Cookie Vonn is fat. And while she doesn’t want her weight to rule her life, she’s interested in fashion design. And in fashion, size is everything. Her dreams of getting out of Scottsdale, attending Parsons, an elite fashion design school, and becoming a fashion designer for women of all sizes might not work out if she can’t lose the weight.

Fast forward two years. Thanks to insane self-control, and the power of NutriMin (a stand in for Weight Watchers) Cookie has lost the weight. And the opportunities do start to roll in. She’s offered the chance to meet her idol and cover his fashion show for NutriMin. Better yet, after a breakfast meeting with him, she gets an offer to design a special plus size line that will be released as a preview for his upcoming Winter/Spring Collection. But even as Cookie’s life seems to be exactly what she wanted, she finds being skinny isn’t a panacea, and that somewhere along the way, she might have lost not only the weight, but herself.

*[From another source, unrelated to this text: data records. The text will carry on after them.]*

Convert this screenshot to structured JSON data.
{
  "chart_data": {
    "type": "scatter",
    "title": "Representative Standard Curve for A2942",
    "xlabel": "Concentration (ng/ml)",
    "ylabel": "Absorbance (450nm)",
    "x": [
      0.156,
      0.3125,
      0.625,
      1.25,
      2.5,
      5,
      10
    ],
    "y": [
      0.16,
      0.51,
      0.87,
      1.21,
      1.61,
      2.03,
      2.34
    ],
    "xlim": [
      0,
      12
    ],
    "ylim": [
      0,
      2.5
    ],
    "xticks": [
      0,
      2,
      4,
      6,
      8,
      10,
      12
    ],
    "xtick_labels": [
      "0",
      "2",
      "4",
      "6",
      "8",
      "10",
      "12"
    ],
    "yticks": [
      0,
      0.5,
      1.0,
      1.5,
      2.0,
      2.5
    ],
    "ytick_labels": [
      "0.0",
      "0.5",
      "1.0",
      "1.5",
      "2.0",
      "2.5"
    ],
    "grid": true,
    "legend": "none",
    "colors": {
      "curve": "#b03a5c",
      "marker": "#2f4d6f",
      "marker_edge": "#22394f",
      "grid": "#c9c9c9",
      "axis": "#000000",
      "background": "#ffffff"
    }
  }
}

This is a great new adult coming of age novel that I ate right up. It’s not my normal fare – I typically don’t read YA romances unless the protagonist is a person of color. While Cookie is white, she is fat, and that is definitely an underrepresented group of people in most modern literature, so I decided to take a chance on this one, and I’m really glad I did. I think some overweight readers will balk at the idea of this being a Cinderella story, but that’s not what this is – a lot of the book really centers on Cookie realizing that while her weight might be part of her identity, its not what makes her Cookie, and that realization is what makes this a strong coming of age tale.

The book switches back and forth between past and present Cookie (fat and skinny), a literary device that worked well here. We know Cookie gets skinny, but we learn why and how in the “fat” chapters, and we get to learn how she reaps the fruits of her labor in the “skinny” chapters. I wanted to know what happened to both versions of Cookies, and I found myself staying up way too late one night reading this. Cookie herself is a smart, resourceful young woman, and while she makes some seriously stupid decisions, they all seem in character and are the sort of decisions an inexperienced young woman might make – especially when the adults around her were sometimes giving her awful advice. I hated both of her relationships, but they seemed pretty realistic, and hopefully young women can learn from Cookie’s mistakes. I wish she had cut both guys out of her life as they were both toxic (one of them gets off way too easily), but that is my really my only major complaint.

I really liked this one, and I think new adults and older teens who enjoy contemporary reads will as well. If you like Meg Cabot, Sophie Kinsella or Julie Murphy’s Dumplin’, this book is definitely for you. 4 stars.

Thanks to Netgalley and Harlequin Teen for the eARC, which I received in exchange for an honest review. Fat Girl on a Plane is available for purchase now, and you can put your copy on hold today!